Grâce à ces rencontres, nous comprenons mieux également les tentatives de récupération politique et syndicale. Les loups de la politique dominante que l’on retrouve majoritairement du fait des élections sur les bancs de la droite ou de l’extrême-droite de l’Assemblée Nationale, s’approprient davantage le discours qui cherchent dans l’UE et l’écologie un bouc-émissaire plus simple que la dénonciation d’un système inégalitaire et injuste, mis en place et défendu par les tenants du libéralisme et du productivisme. De même, des critiques peuvent être marquées à l’encontre de la mécanisation, de la taille des tracteurs, de l’engouement pour la modernité de certains pour les nouveautés numériques permettant des liens satellitaires et une réduction de la main d’œuvre nécessaire. Main d’œuvre parfois exploitée par les abus de certains dans l’emploi de personnels étrangers ne détenant pas les droits des nationaux et permettant une marge non-négligeable. Il s’agit également de questionner le modèle éducatif agricole actuel, tout comme les capacités et le choix pour celles et ceux qui reprennent les exploitations de leurs parents, reprenant tragiquement à leur compte un modèle productif parental en crise ainsi que les dettes qui les étouffent tout autant.
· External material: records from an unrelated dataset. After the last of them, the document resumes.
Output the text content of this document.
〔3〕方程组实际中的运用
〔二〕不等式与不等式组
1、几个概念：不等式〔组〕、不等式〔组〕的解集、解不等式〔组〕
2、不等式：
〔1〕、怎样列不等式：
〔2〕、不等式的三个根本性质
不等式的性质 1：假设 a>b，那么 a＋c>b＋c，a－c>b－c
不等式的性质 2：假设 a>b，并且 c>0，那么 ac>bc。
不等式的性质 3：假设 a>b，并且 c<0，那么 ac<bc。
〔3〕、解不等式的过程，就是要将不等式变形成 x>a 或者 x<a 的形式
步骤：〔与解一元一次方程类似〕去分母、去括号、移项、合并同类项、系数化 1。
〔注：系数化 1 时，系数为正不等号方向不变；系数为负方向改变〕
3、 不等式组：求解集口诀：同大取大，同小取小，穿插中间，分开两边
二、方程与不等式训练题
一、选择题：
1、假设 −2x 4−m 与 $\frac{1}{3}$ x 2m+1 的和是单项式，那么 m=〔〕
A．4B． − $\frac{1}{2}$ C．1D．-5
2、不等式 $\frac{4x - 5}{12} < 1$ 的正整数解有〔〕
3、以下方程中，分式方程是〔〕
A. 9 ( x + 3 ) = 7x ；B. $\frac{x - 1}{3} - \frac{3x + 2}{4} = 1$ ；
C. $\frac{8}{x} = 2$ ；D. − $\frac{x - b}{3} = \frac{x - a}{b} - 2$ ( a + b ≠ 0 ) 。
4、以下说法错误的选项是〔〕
C’est donc pour nous, un système qu’il s’agit de revoir mais nous avons bien conscience que ce n’est pas lorsque un être a faim que l’on essaie de l’instruire. Encore faut-il qu’il le désire. Nous ne pouvons pas non plus faire l’économie de la responsabilité des citoyen-n-e-s, ni des consommateurs dans cet état de fait. Ni leur hypocrisie ! Si réellement 82 % des français-e-s sont sympathisants de la situation vécue par les agriculteurs, qu’ils rejoignent les marchés, les circuits courts et n’engraissent pas les tenants de la grande distribution. C’est davantage on le voit une question de société dont il est question et nous voyons tristement que nous sommes loin dans ce pays à partager ces vues.